Question about batch normalization


#1

I find that most implementation based on batch normalization set

use_global_stats=True

such as DCN.

In the document about mx.sym.BatchNorm, use_global_stats is introduced

If use_global_stats is set to be true, 
then moving_mean and moving_var are used instead of data_mean and data_var to compute the output. 
It is often used during inference.

What means it should be set False in training and set True in inference? But why the codes set use_global_stats=True in training? If I make some mistakes, thank you for correcting.


#2

Hi @weleen,

So I think of BatchNorm being broken down into 2 steps: the first step is normalizing the input (i.e. 0 centered, and unit variance), and the second step translating and scaling the distribution as required using the learnt parameters beta and gamma respectively. When normalizing the input as part of the first step we have to calculate the mean and the variance, so when know what to subtract and divide the input values by.

During the training phase we want to calculate estimates for the mean and the variance using the input batch of data (hence the Batch in BatchNorm), and use these for normalization for that batch. We get this behavior on the forward pass when setting use_global_stats=False. We’re using local stats (i.e. just for that batch), and not ‘global stats’.

In the background we also update a running average for the mean and variance (called running_mean and running_var), but we don’t use it yet while use_global_stats=False. Mean and variance estimates from single batches change quite a lot between batches, so we have this running average to smooth things out and get a more reliable estimate for the dataset’s mean and variance; we call these running average estimates the ‘global stats’.
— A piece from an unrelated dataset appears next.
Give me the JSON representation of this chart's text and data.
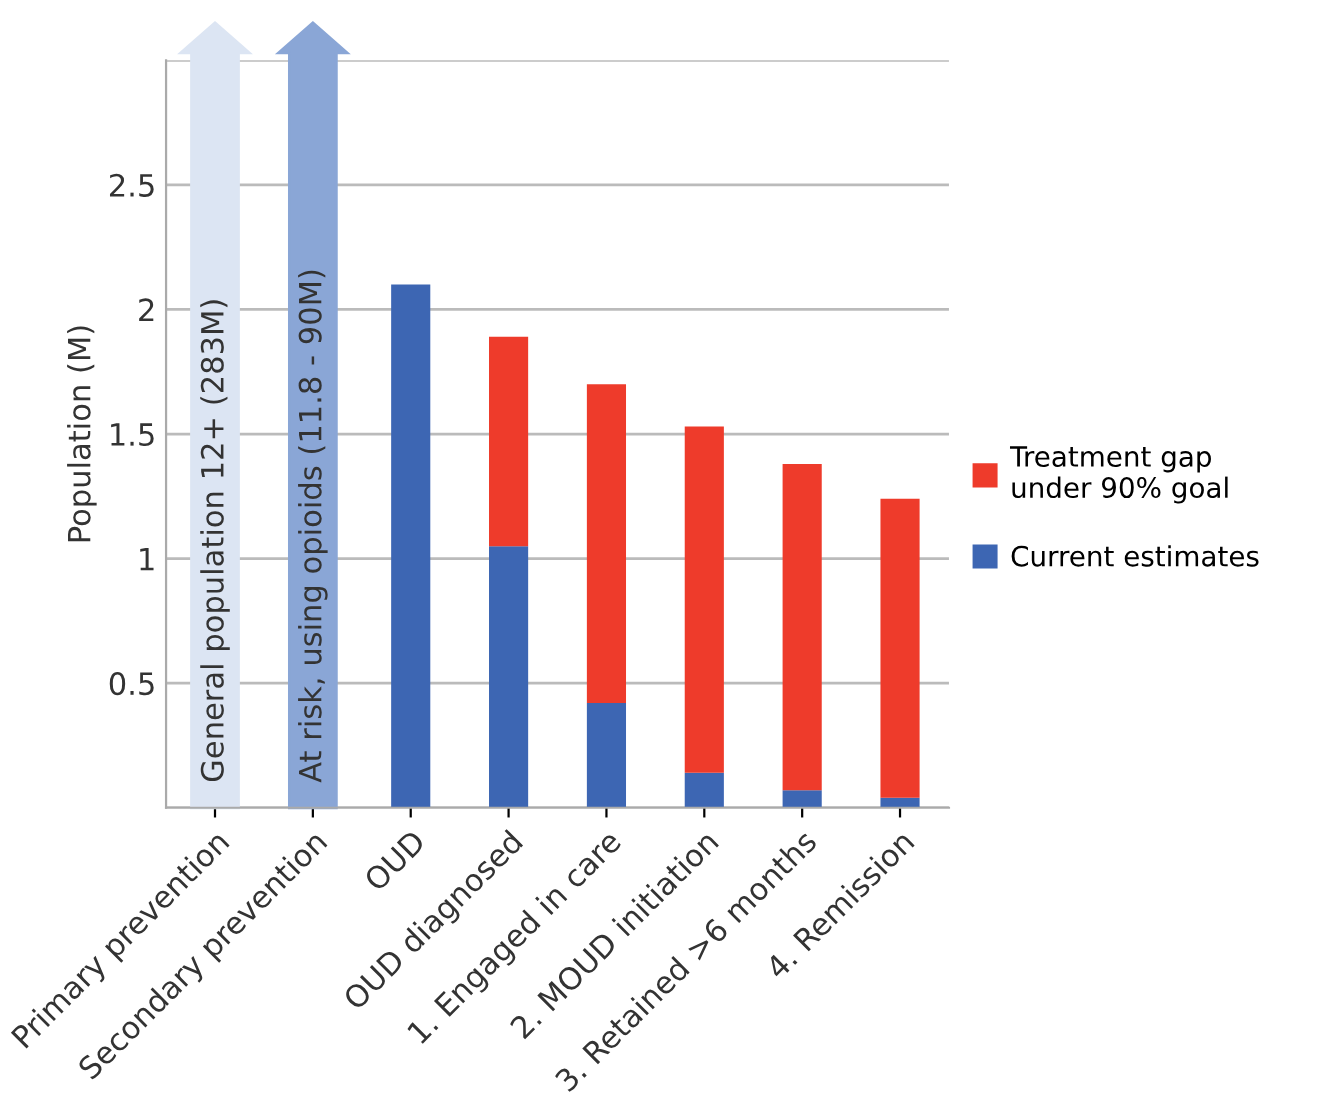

When we set use_global_stats=True during inference, we change the behavior of the forward pass. Instead of using the batch estimates of mean and variance (local stats), we now use the running estimates (global stats), that had been calculated during the training phase.

I don’t believe it’s common to set use_global_stats=True for training, are there any other examples of this? Currently this layer would be initialized with running means as 0 and running variance as 1, so this layer wouldn’t do any initial scaling, and these are not updated while training. And for the second step, beta will be initialized as 0 and gamma as 1, but I would expect these to be updated during training so that some scaling behavior would be learnt.


#3

Thank you for your replay.
In mx-rcnn, I can only find use_global_stats=True in this repo. Moreover, in mx-maskrcnn, it is same.


#4

In mx-maskrcnn. I notice use_global_stats is set to be True, but fix_gamma is set to be False, this means gamma and beta could be learnt in training.
So it means we can use use_global_stats=True in training, and the difference is moving_mean and moving_var will be used instead of data_mean and data_var, although it is different from the original BatchNorm.


#5

So use_global_stats=True in training will technically use the variables running_mean and running_var but they won’t update, so the won’t actually be running averages. Unless you’re using pre-trained weights for these parameters, they will be set to 0 and 1 respectively (for each input channel), and so no scaling will occur in this stage.